India’s government said Saturday the nation’s democracy was at a “crossroads” as lawmakers debated ways to end a high-stakes standoff with a hugely popular anti-graft hunger striker.
Finance Minister Pranab Mukherjee, a top trouble-shooter for the ruling Congress party, renewed an appeal to 74-year-old Anna Hazare to call off his fast as doctors said the activist was weakening after 12 days without food.
The call was echoed by Bollywood star Aamir Khan who delighted Hazare supporters by turning up at the sprawling grounds where the activist was fasting in front of a giant picture of Indian independence hero Mahatma Gandhi. “I ask him to end his fast today,” Khan said, noting approval of anti-corruption legislation would take time. “I’m requesting this because this is a process in which parliament will debate and should debate,” Khan said.
By law, authorities could be obliged to move the anti-corruption crusader to hospital if doctors decide his health is in danger. Finance Minister Mukherjee insisted in a special session of parliament that the constitution must be upheld in drafting anti-graft legislation. “We are at the crossroads,” he told the usually hushed chamber which was meeting in an attempt to find way out of a crisis that has mobilised tens of thousands of protesters, including a lot of the middle class. “The functionality of the world’s largest democracy is at a crucial stage,” Mukherjee said. “Try to find a solution within the constitutional framework and without compromising the parliamentary supremacy.”
Critics fear Hazare’s demand for a strict new anti-graft bill that would create the post of an overarching national watchdog to monitor politicians and bureaucrats could undermine parliamentary democracy and create a “police raj”.

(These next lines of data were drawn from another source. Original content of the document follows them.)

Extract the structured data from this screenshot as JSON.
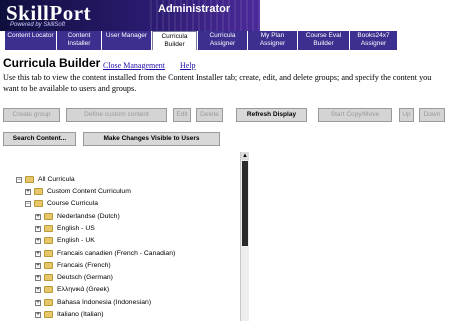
{
  "header": {
    "logo": "SkillPort",
    "logo_sub": "Powered by SkillSoft",
    "role": "Administrator"
  },
  "tabs": [
    {
      "label": "Content Locator"
    },
    {
      "label": "Content Installer"
    },
    {
      "label": "User Manager"
    },
    {
      "label": "Curricula Builder"
    },
    {
      "label": "Curricula Assigner"
    },
    {
      "label": "My Plan Assigner"
    },
    {
      "label": "Course Eval Builder"
    },
    {
      "label": "Books24x7 Assigner"
    }
  ],
  "page": {
    "title": "Curricula Builder",
    "close_link": "Close Management",
    "help_link": "Help",
    "description": "Use this tab to view the content installed from the Content Installer tab; create, edit, and delete groups; and specify the content you want to be available to users and groups."
  },
  "toolbar": {
    "create_group": "Create group",
    "define_custom": "Define custom content",
    "edit": "Edit",
    "delete": "Delete",
    "refresh": "Refresh Display",
    "start_copy": "Start Copy/Move",
    "up": "Up",
    "down": "Down",
    "search": "Search Content...",
    "make_visible": "Make Changes Visible to Users"
  },
  "tree": {
    "root": "All Curricula",
    "items": [
      {
        "label": "Custom Content Curriculum",
        "level": 1,
        "expander": "+"
      },
      {
        "label": "Course Curricula",
        "level": 1,
        "expander": "-"
      },
      {
        "label": "Nederlandse (Dutch)",
        "level": 2,
        "expander": "+"
      },
      {
        "label": "English - US",
        "level": 2,
        "expander": "+"
      },
      {
        "label": "English - UK",
        "level": 2,
        "expander": "+"
      },
      {
        "label": "Francais canadien (French - Canadian)",
        "level": 2,
        "expander": "+"
      },
      {
        "label": "Francais (French)",
        "level": 2,
        "expander": "+"
      },
      {
        "label": "Deutsch (German)",
        "level": 2,
        "expander": "+"
      },
      {
        "label": "Ελληνικά (Greek)",
        "level": 2,
        "expander": "+"
      },
      {
        "label": "Bahasa Indonesia (Indonesian)",
        "level": 2,
        "expander": "+"
      },
      {
        "label": "Italiano (Italian)",
        "level": 2,
        "expander": "+"
      }
    ]
  },
  "colors": {
    "tab_bg": "#3b2f8f",
    "banner_dark": "#0f0f3d",
    "link": "#1a0dab"
  }
}
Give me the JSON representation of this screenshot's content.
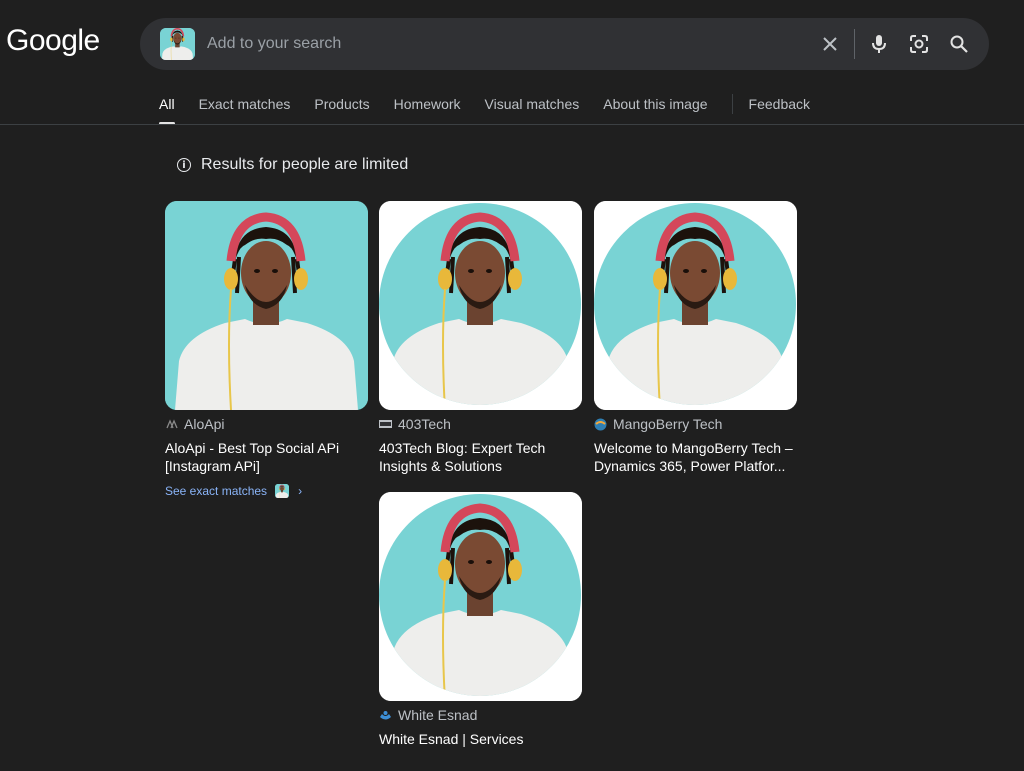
{
  "logo": "Google",
  "search": {
    "placeholder": "Add to your search",
    "clear_icon": "close-icon",
    "voice_icon": "mic-icon",
    "lens_icon": "lens-icon",
    "search_icon": "search-icon"
  },
  "tabs": [
    {
      "label": "All",
      "active": true
    },
    {
      "label": "Exact matches"
    },
    {
      "label": "Products"
    },
    {
      "label": "Homework"
    },
    {
      "label": "Visual matches"
    },
    {
      "label": "About this image"
    },
    {
      "label": "Feedback"
    }
  ],
  "notice": "Results for people are limited",
  "results": [
    {
      "source": "AloApi",
      "title": "AloApi - Best Top Social APi [Instagram APi]",
      "exact_matches": "See exact matches"
    },
    {
      "source": "403Tech",
      "title": "403Tech Blog: Expert Tech Insights & Solutions"
    },
    {
      "source": "MangoBerry Tech",
      "title": "Welcome to MangoBerry Tech – Dynamics 365, Power Platfor..."
    },
    {
      "source": "White Esnad",
      "title": "White Esnad | Services"
    }
  ],
  "colors": {
    "background": "#1f1f1f",
    "searchbar": "#303134",
    "link": "#8ab4f8",
    "image_bg": "#79d3d4"
  }
}
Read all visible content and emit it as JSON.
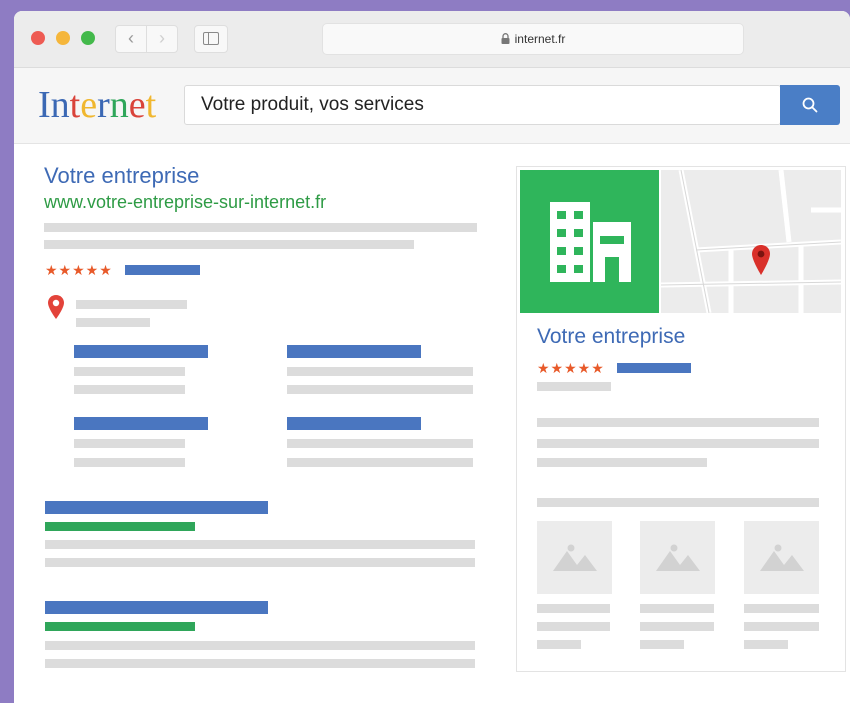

The giant groundswell of public support for Hazare’s campaign has startled the government, which was already on the defensive over multi-billion-dollar scandals that have implicated top officials and near double-digit inflation.
While all lawmakers stressed during the debate that strong action was needed to combat India’s “cancer of corruption,” they said any law must be in conformity with the constitution. “We should not compromise any tenets of the Indian constitution,” said Arun Jaitley, upper house leader of the main opposition Hindu nationalist Bharatiya Janata Party (BJP).
However, another BJP leader Sushma Swaraj told India’s Times Now TV the party “will vote in favour” of any motion supporting Hazare’s three top demands that include bringing all government workers under an ombudsman’s authority.